Garancières taz | Milena Sonneveld ist auf Feedback aus. „Würdest du dieses
Cargo-Bike kaufen? Und wie würdest du es verwenden?“, fragt die junge
Belgierin. „Als mobiles Open-Air-Kino? Als fahrbaren Grill? Oder lieber mit
eingebautem Kühlschrank für Einkäufe?“ Nichts scheint unmöglich in der
Freiluft-Werkstatt ihres siebenköpfigen Teams. Es setzt sich zusammen aus
den Kollektiven Urban Foxes und Soft Revolution sowie dem Ingenieursduo
Ciklik. Gemeinsam tüfteln sie an etwas, das es so noch nicht gibt: das
Lastenfahrrad „Vélo m2“ mit einer eingebauten Batterie, das nicht nur
fahren, sondern unterschiedliche Funktionen ausüben kann.
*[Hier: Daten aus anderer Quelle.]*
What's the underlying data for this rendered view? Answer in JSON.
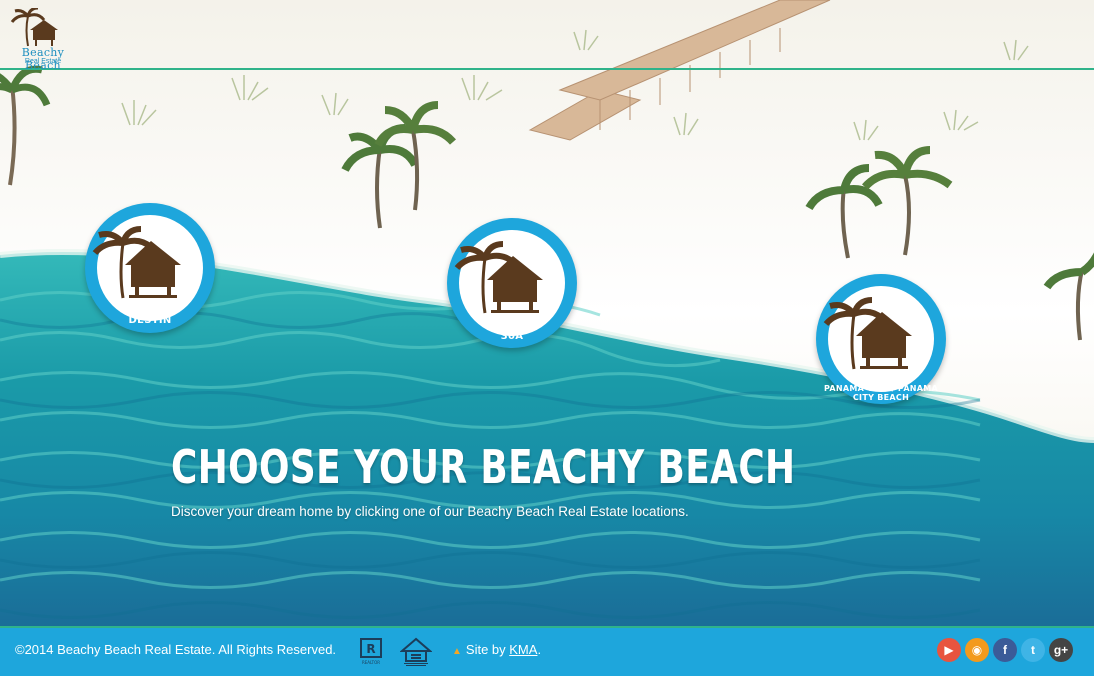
{
  "brand": {
    "name_line1": "Beachy Beach",
    "name_line2": "Real Estate"
  },
  "locations": [
    {
      "label": "DESTIN"
    },
    {
      "label": "30A"
    },
    {
      "label": "PANAMA CITY / PANAMA CITY BEACH"
    }
  ],
  "hero": {
    "headline": "CHOOSE YOUR BEACHY BEACH",
    "subline": "Discover your dream home by clicking one of our Beachy Beach Real Estate locations."
  },
  "footer": {
    "copyright": "©2014 Beachy Beach Real Estate. All Rights Reserved.",
    "site_by_prefix": "Site by ",
    "site_by_link": "KMA",
    "site_by_suffix": ".",
    "realtor_label": "REALTOR",
    "social": [
      {
        "icon": "youtube-icon",
        "glyph": "▶",
        "color": "#e8543f"
      },
      {
        "icon": "rss-icon",
        "glyph": "◉",
        "color": "#f39a1d"
      },
      {
        "icon": "facebook-icon",
        "glyph": "f",
        "color": "#3b5b98"
      },
      {
        "icon": "twitter-icon",
        "glyph": "t",
        "color": "#3fb4e6"
      },
      {
        "icon": "googleplus-icon",
        "glyph": "g+",
        "color": "#444444"
      }
    ]
  },
  "colors": {
    "accent": "#1ea6dc",
    "line": "#2fb38a",
    "hut": "#5a3a1e",
    "sea": "#1f9fb0"
  }
}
Ein Ökostrom-Zweirad, auf dem sich Würstchen grillen oder Filme zeigen
lassen – was wie ein schräger Einfall klingt, hat einen ernsthaften
Hintergrund, erläutert Milenas Teampartner Yannick Schandene. „Wir wollen
Alternativen zu den vielen Autos in unseren Städten schaffen, um den
öffentlichen Raum mehr zur Geltung zu bringen.“ Während er aus dem
Filmfestival-Bereich kommt, bringen Ingenieure wie Milena Sonneveld das
technische Know-how mit. Noch stehen sie etwas ratlos vor den einzelnen
Modulen, aus denen ihre fahrende Innovation entstehen soll.
Vielleicht gelänge ihnen die Entwicklung auch in ihrem Brüsseler
Kämmerlein, wie sie es nennen. Leichter aber ist es im Schloss Millemont im
französischen Garancières, das 50 Kilometer westlich von Paris liegt. Denn
dort umgeben sie rund 100 andere Tüftler und Bastler aus der ganzen Welt,
mit denen sie sich austauschen, von deren Fähigkeiten sie profitieren
können. Gemeinsam ist ihnen allen das Ziel, neue Produkte für eine
ressourcenschonende Zukunft zu schaffen, die kopierbar, reparabel und
dezentral herstellbar sind.
„Proof of concept 21“, kurz POC21, nennt sich das fünfwöchige
Innovationscamp, das am 19. und 20. September mit zwei Tagen der offenen
Tür endet. Der Name spielt mit „COP21“, der offiziellen Bezeichnung der
UN-Klimakonferenz, die am Jahresende in Paris stattfinden wird. Hohe
Erwartungen ruhen auf den UN-Mitgliedsländern, wenn sie versuchen, sich auf
ein Minimalziel für die Begrenzung der Erderwärmung zu einigen.
## In die Geschichte eingreifen
POC21 sieht sich nicht als Gegenveranstaltung, man will eigene Akzente
setzen. „Zukunft selbstgemacht statt Endlosdebatten“, lautet eines der
Schlagworte. „Sexy wie Apple und offen wie Wikipedia“ ein anderes.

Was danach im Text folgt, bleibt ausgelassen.